Last year’s article titled “Erykah Badu, Afrika Bambaataa & Hip Hop’s Disturbing Stance On Child Molestation,” left me feeling angry. Not over “hip-hop’s disturbing stance,” but because hip-hop was once again being scapegoated.
To be clear, sexual abuse is not something to be excused, ignored, justified, or explained away. It’s a real and present danger in our lives, and an especially disturbing threat to our children. I, like many other people I know, was sexually abused as a child. (And like the majority of sex offenders, my abuser was a white man.)
As the hip-hop community deals with the allegations facing founder Afrika Bambaataa, it’s time to remind everyone that YES, this shit is a problem. But this shit is NOT a hip-hop problem, and it is also NOT a Black problem.
The Entertainment Industry Has a Sexual Abuse Problem
Hip-hop music is an easy target in the entertainment industry for accusations of general impropriety. But hip-hop is no haven for child sexual abusers the way, for example, the Hollywood film industry is. And within music, pop seems to have the bigger issue with sexual exploitation, highlighted by allegations from Kesha and the recent history of “Blurred Lines.”
Religion Has a Sexual Abuse Problem
Outside of the falsely-assumed immorality of entertainment, pedophilia and child sexual abuse have been exposed as a frighteningly prevalent problem in the Catholic church.
White Supremacy Has a Sexual Abuse Problem
If the racial legacies of sexual abuse are examined honestly, it’s impossible to deny that the sexual assault of enslaved Africans (and specifically children) was a huge part of slavery and white supremacy. As Akiba Solomon’s analysis of the sexual violence in 12 Years a Slave pointedly stated, “slavery lies in the DNA of rape culture.” And the conviction of police officer Daniel Holtzclaw points to the racialized sexual abuse of Black women that still persists today.
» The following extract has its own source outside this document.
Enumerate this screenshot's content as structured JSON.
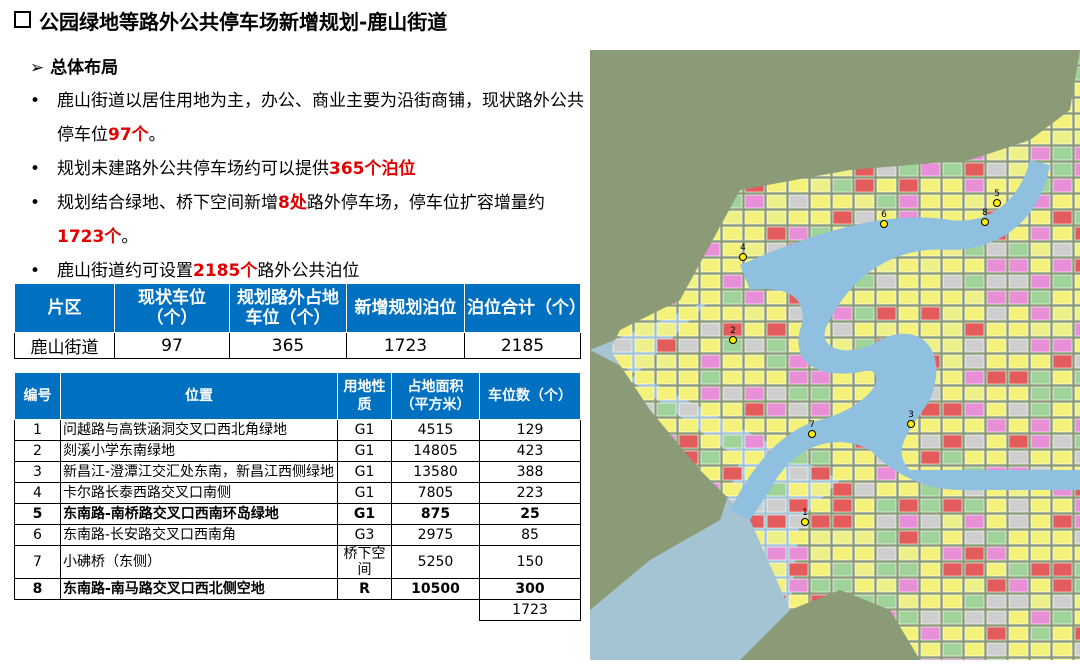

To discuss sexual violence while ignoring or denying this context is to further the racist narrative that paints Black men as dangerous rapists, a narrative that’s played a huge part in many acts of white supremacist terrorism, from the early propaganda of the KKK to the words spoken by the terrorist responsible for the Charleston massacre. It’s irresponsible to imply that the genre of hip-hop is somehow to blame for rape culture, and it’s time for hip-hop media to do better.